Without question, watching him fight with his wife. It’s one of the most painful, excruciating, and honest scenes I’ve every filmed. And I’ve shot some hairy stuff. I felt like a small child, watching my own parents fight. I wanted to run and hide. But then, when you feel that, it’s usually the most incredible scene. I never worried about Speedo at the track. Well, once his car caught on fire, but he kept racing.
Did you ever feel that maybe you shouldn’t be filming some of Speedo’s family troubles?
Of course I was conflicted about that. But that scene is the emotional center of the film. The filmmaking process for me was about coming to understand that Speedo’s story was much more than racing – it was about what was happening at home with his family. The film explores where Speedo’s rage comes from – and it comes from this terrible marriage he’s trapped in. In that scene, we learn what he’s been experiencing for all these years, and also subjecting his wife to. As bad as it was, I know that that stuff went on all the time in his house. It’s like an iceberg. 95% of it is submerged. We see the tiny piece that pokes above the surface and it’s pretty damn scary.
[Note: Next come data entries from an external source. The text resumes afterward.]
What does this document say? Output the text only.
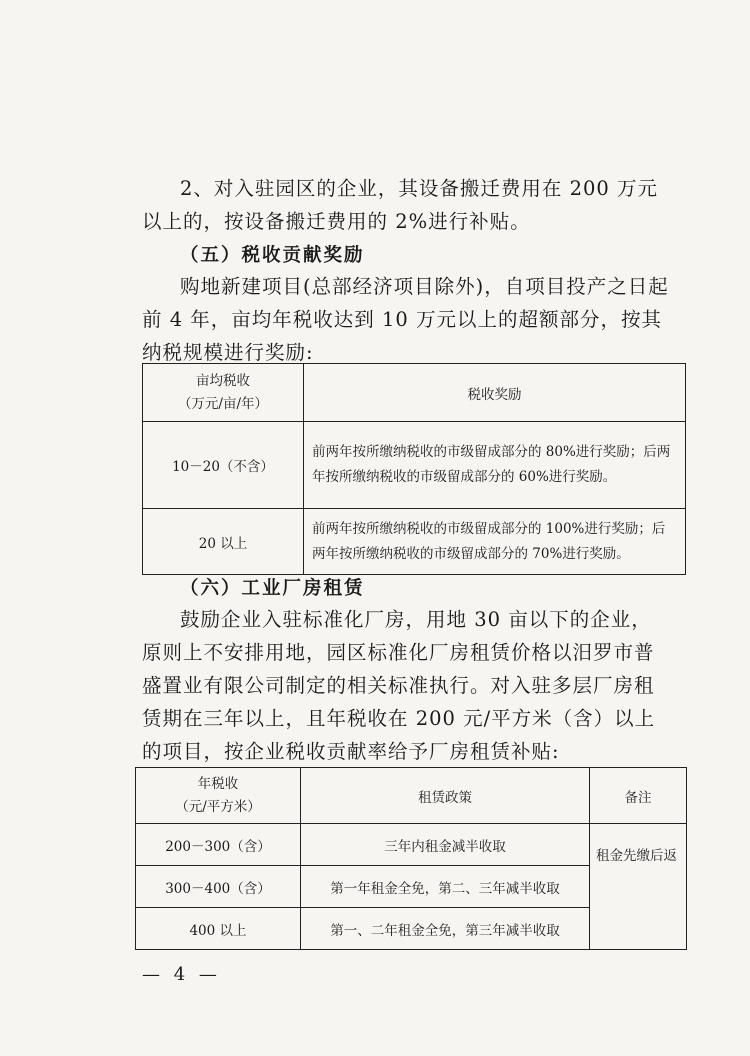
2、对入驻园区的企业，其设备搬迁费用在 200 万元以上的，按设备搬迁费用的 2%进行补贴。
（五）税收贡献奖励
购地新建项目(总部经济项目除外)，自项目投产之日起前 4 年，亩均年税收达到 10 万元以上的超额部分，按其纳税规模进行奖励:
亩均税收
（万元/亩/年）	税收奖励
10－20（不含）	前两年按所缴纳税收的市级留成部分的 80%进行奖励；后两年按所缴纳税收的市级留成部分的 60%进行奖励。
20 以上	前两年按所缴纳税收的市级留成部分的 100%进行奖励；后两年按所缴纳税收的市级留成部分的 70%进行奖励。
（六）工业厂房租赁
鼓励企业入驻标准化厂房，用地 30 亩以下的企业，原则上不安排用地，园区标准化厂房租赁价格以汨罗市普盛置业有限公司制定的相关标准执行。对入驻多层厂房租赁期在三年以上，且年税收在 200 元/平方米（含）以上的项目，按企业税收贡献率给予厂房租赁补贴:
年税收
（元/平方米）	租赁政策	备注
200－300（含）	三年内租金减半收取	租金先缴后返
300－400（含）	第一年租金全免，第二、三年减半收取	
400 以上	第一、二年租金全免，第三年减半收取	
— 4 —
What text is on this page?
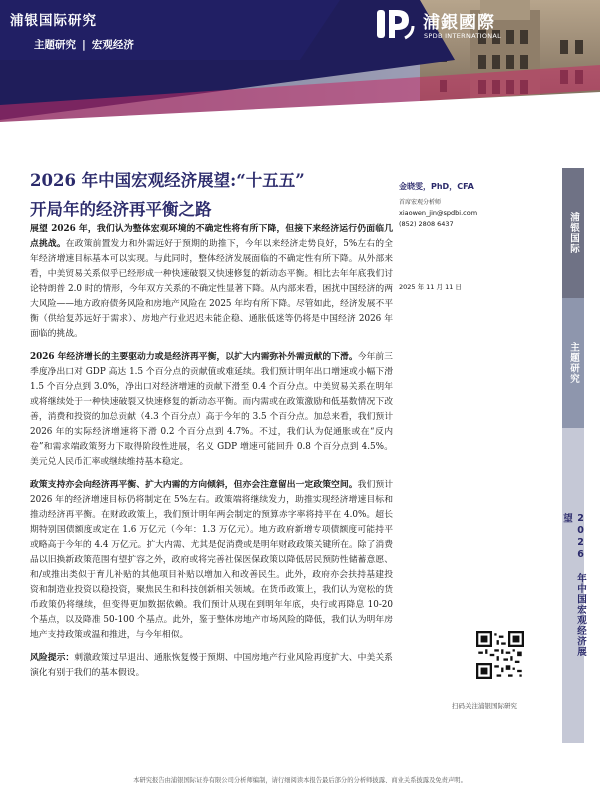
浦银国际研究
主题研究 | 宏观经济
浦銀國際
SPDB INTERNATIONAL
2026 年中国宏观经济展望:“十五五”
开局年的经济再平衡之路
金晓雯，PhD，CFA
首席宏观分析师
xiaowen_jin@spdbi.com
(852) 2808 6437
2025 年 11 月 11 日

展望 2026 年，我们认为整体宏观环境的不确定性将有所下降，但接下来经济运行仍面临几点挑战。在政策前置发力和外需远好于预期的助推下，今年以来经济走势良好，5%左右的全年经济增速目标基本可以实现。与此同时，整体经济发展面临的不确定性有所下降。从外部来看，中美贸易关系似乎已经形成一种快速破裂又快速修复的新动态平衡。相比去年年底我们讨论特朗普 2.0 时的情形，今年双方关系的不确定性显著下降。从内部来看，困扰中国经济的两大风险——地方政府债务风险和房地产风险在 2025 年均有所下降。尽管如此，经济发展不平衡（供给复苏远好于需求）、房地产行业迟迟未能企稳、通胀低迷等仍将是中国经济 2026 年面临的挑战。

2026 年经济增长的主要驱动力或是经济再平衡，以扩大内需弥补外需贡献的下滑。今年前三季度净出口对 GDP 高达 1.5 个百分点的贡献值或难延续。我们预计明年出口增速或小幅下滑 1.5 个百分点到 3.0%，净出口对经济增速的贡献下滑至 0.4 个百分点。中美贸易关系在明年或将继续处于一种快速破裂又快速修复的新动态平衡。而内需或在政策激励和低基数情况下改善，消费和投资的加总贡献（4.3 个百分点）高于今年的 3.5 个百分点。加总来看，我们预计 2026 年的实际经济增速将下滑 0.2 个百分点到 4.7%。不过，我们认为促通胀或在“反内卷”和需求端政策努力下取得阶段性进展，名义 GDP 增速可能回升 0.8 个百分点到 4.5%。美元兑人民币汇率或继续维持基本稳定。

政策支持亦会向经济再平衡、扩大内需的方向倾斜，但亦会注意留出一定政策空间。我们预计 2026 年的经济增速目标仍将制定在 5%左右。政策端将继续发力，助推实现经济增速目标和推动经济再平衡。在财政政策上，我们预计明年两会制定的预算赤字率将持平在 4.0%。超长期特别国债额度或定在 1.6 万亿元（今年：1.3 万亿元）。地方政府新增专项债额度可能持平或略高于今年的 4.4 万亿元。扩大内需、尤其是促消费或是明年财政政策关键所在。除了消费品以旧换新政策范围有望扩容之外，政府或将完善社保医保政策以降低居民预防性储蓄意愿、和/或推出类似于育儿补贴的其他项目补贴以增加入和改善民生。此外，政府亦会扶持基建投资和制造业投资以稳投资，聚焦民生和科技创新相关领域。在货币政策上，我们认为宽松的货币政策仍将继续，但变得更加数据依赖。我们预计从现在到明年年底，央行或再降息 10-20 个基点，以及降准 50-100 个基点。此外，鉴于整体房地产市场风险的降低，我们认为明年房地产支持政策或温和推进，与今年相似。

风险提示：刺激政策过早退出、通胀恢复慢于预期、中国房地产行业风险再度扩大、中美关系演化有别于我们的基本假设。

扫码关注浦银国际研究
浦银国际
主题研究
2026 年中国宏观经济展望
本研究报告由浦银国际证券有限公司分析师编制，请行细阅读本报告最后部分的分析师披露、商业关系披露及免责声明。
Towards the end of the filmmaking process, I met with Linda Jager, Speedo’s ex-wife, and talked with her about the film, and why the family story was so important to me. She was incredibly understanding. We hadn’t talked in two years. I invited her to the premiere, in New York, and she came, with her new boyfriend, Harvey. That was very important to me, that she felt as though she had been treated fairly.
How has the audience reaction been at festivals?
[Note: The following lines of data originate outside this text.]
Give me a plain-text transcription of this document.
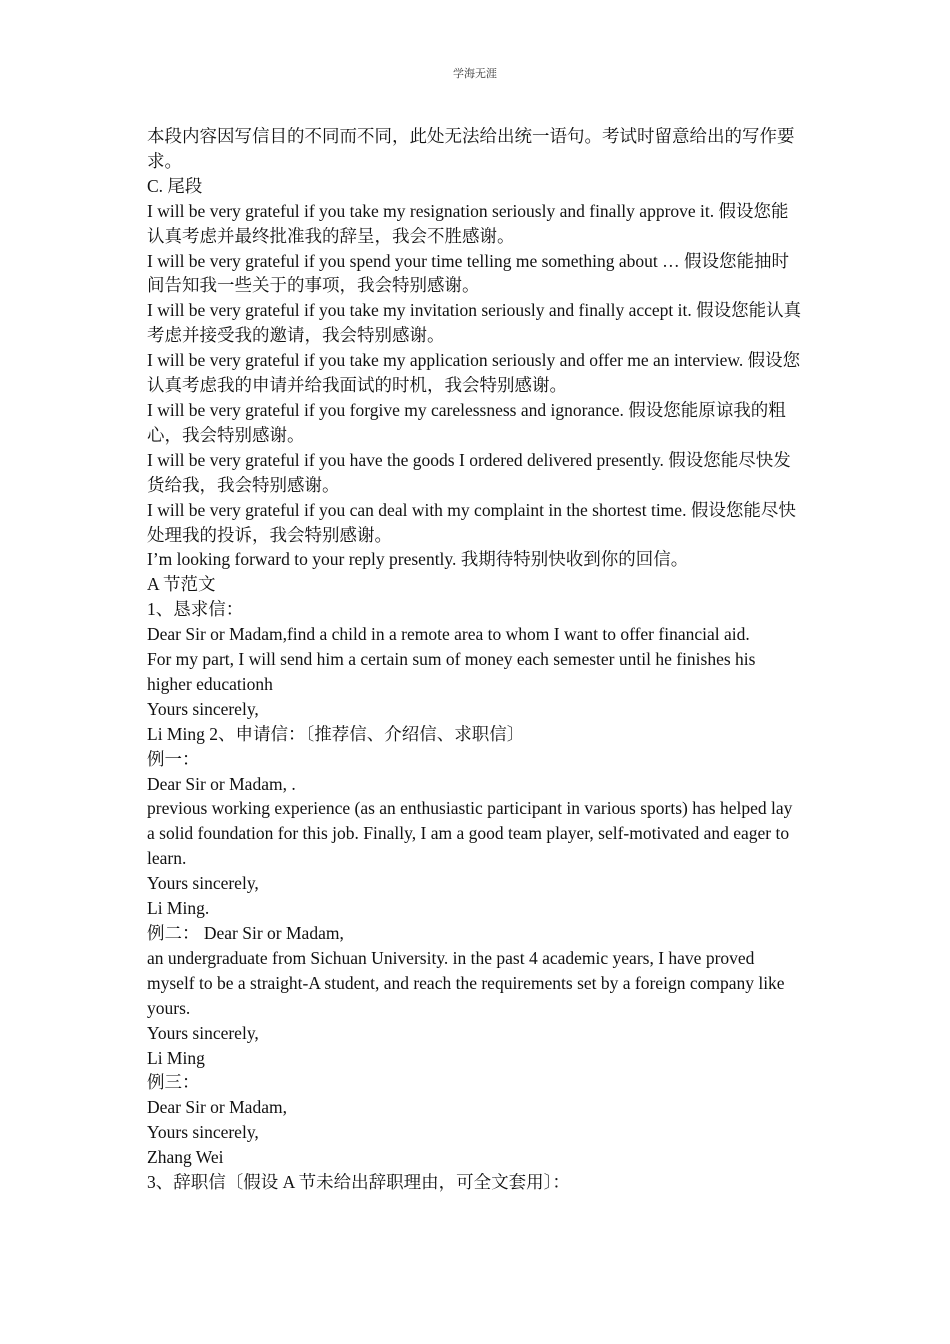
学海无涯

本段内容因写信目的不同而不同，此处无法给出统一语句。考试时留意给出的写作要求。

C. 尾段

I will be very grateful if you take my resignation seriously and finally approve it. 假设您能认真考虑并最终批准我的辞呈，我会不胜感谢。

I will be very grateful if you spend your time telling me something about … 假设您能抽时间告知我一些关于的事项，我会特别感谢。

I will be very grateful if you take my invitation seriously and finally accept it. 假设您能认真考虑并接受我的邀请，我会特别感谢。

I will be very grateful if you take my application seriously and offer me an interview. 假设您认真考虑我的申请并给我面试的时机，我会特别感谢。

I will be very grateful if you forgive my carelessness and ignorance. 假设您能原谅我的粗心，我会特别感谢。

I will be very grateful if you have the goods I ordered delivered presently. 假设您能尽快发货给我，我会特别感谢。

I will be very grateful if you can deal with my complaint in the shortest time. 假设您能尽快处理我的投诉，我会特别感谢。

I’m looking forward to your reply presently. 我期待特别快收到你的回信。

A 节范文

1、恳求信：

Dear Sir or Madam,find a child in a remote area to whom I want to offer financial aid.

For my part, I will send him a certain sum of money each semester until he finishes his higher educationh

Yours sincerely,

Li Ming 2、申请信：〔推荐信、介绍信、求职信〕

例一：

Dear Sir or Madam, .

previous working experience (as an enthusiastic participant in various sports) has helped lay a solid foundation for this job. Finally, I am a good team player, self-motivated and eager to learn.

Yours sincerely,

Li Ming.

例二： Dear Sir or Madam,

an undergraduate from Sichuan University. in the past 4 academic years, I have proved myself to be a straight-A student, and reach the requirements set by a foreign company like yours.

Yours sincerely,

Li Ming

例三：

Dear Sir or Madam,

Yours sincerely,

Zhang Wei

3、辞职信〔假设 A 节未给出辞职理由，可全文套用〕：
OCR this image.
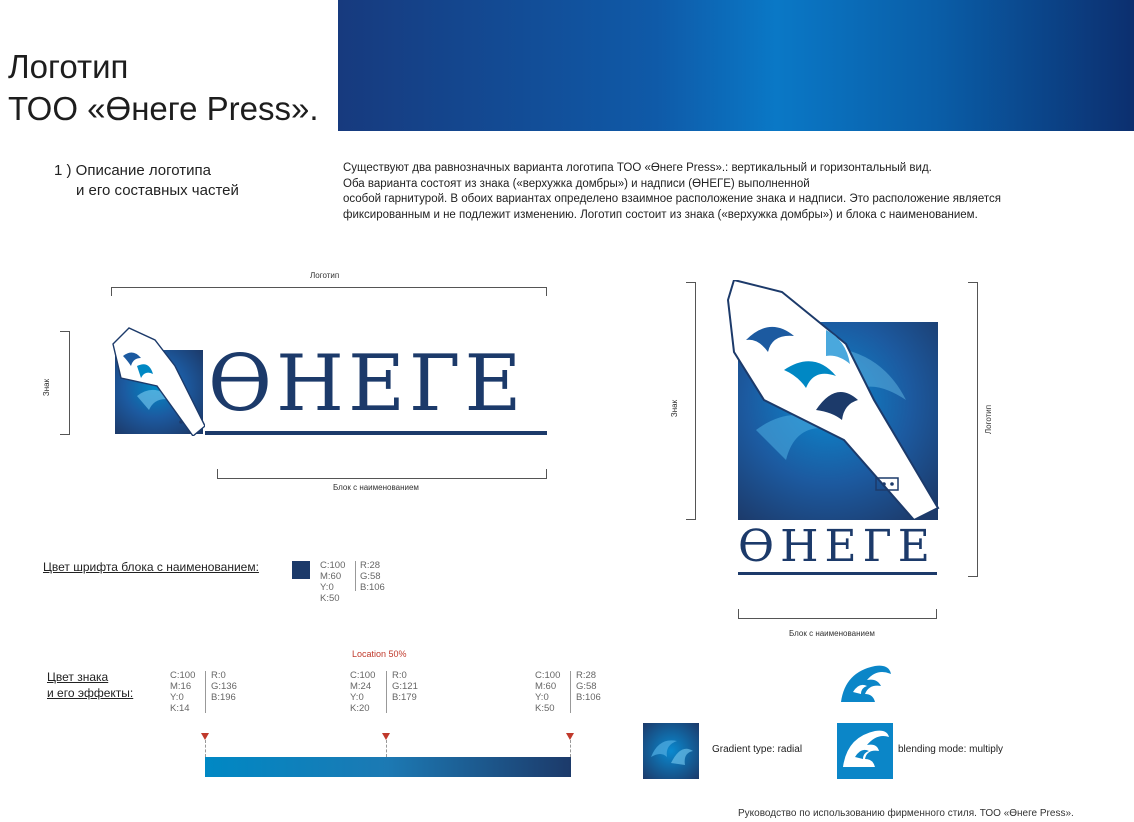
Логотип
ТОО «Өнеге Press».
1 ) Описание логотипа
и его составных частей
Существуют два равнозначных варианта логотипа ТОО «Өнеге Press».: вертикальный и горизонтальный вид.
Оба варианта состоят из знака («верхужка домбры») и надписи (ӨНЕГЕ) выполненной
особой гарнитурой. В обоих вариантах определено взаимное расположение знака и надписи. Это расположение является
фиксированным и не подлежит изменению. Логотип состоит из знака («верхужка домбры») и блока с наименованием.
Логотип
Знак ӨНЕГЕ
Блок с наименованием
Знак	Логотип
ӨНЕГЕ
Блок с наименованием
Цвет шрифта блока с наименованием:	C:100
M:60
Y:0
K:50
R:28
G:58
B:106
Цвет знака
и его эффекты:
Location 50%
C:100
M:16
Y:0
K:14
R:0
G:136
B:196
C:100
M:24
Y:0
K:20
R:0
G:121
B:179
C:100
M:60
Y:0
K:50
R:28
G:58
B:106
Gradient type: radial	blending mode: multiply
Руководство по использованию фирменного стиля. ТОО «Өнеге Press».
It’s been incredible. For all his warts, people seem to fall in love with Speedo and the festival response has been great. He’s a true original. The film is, I think, one of the rare big screen documentaries. It’s made for the big screen. The drama, the action, the story, the humor, the music. It all works best when we can share that experience with an audience. Speedo is a larger-than-life character. But then, it’s been great to have him at festivals because he’s taken it – and this surprised me – with such humility. People can scarcely believe he’s there, in the flesh. It’s been the most extraordinary rush. At Full Frame, the film won the audience award, and when the film was over the audience stood and applauded Speedo, the man, not the movie. It was the most sublime experience.
What are your future plans for the film?
Well, I just hope I can share the theatrical experience with people around the country. I’m hoping the film will get a real theatrical release. Then, I’ll be pursing television, and home video deals. The film has a bunch of festival screenings lined up this fall. The lineup is posted on my website.
Any other projects coming up?
Well, there’s been some interest in a fictional remake of Speedo. Hard to top the original, but that could be interesting.
I’m working on a project for AMC about conservatives in Hollywood, and, of course, trying like hell to get Speedo out there.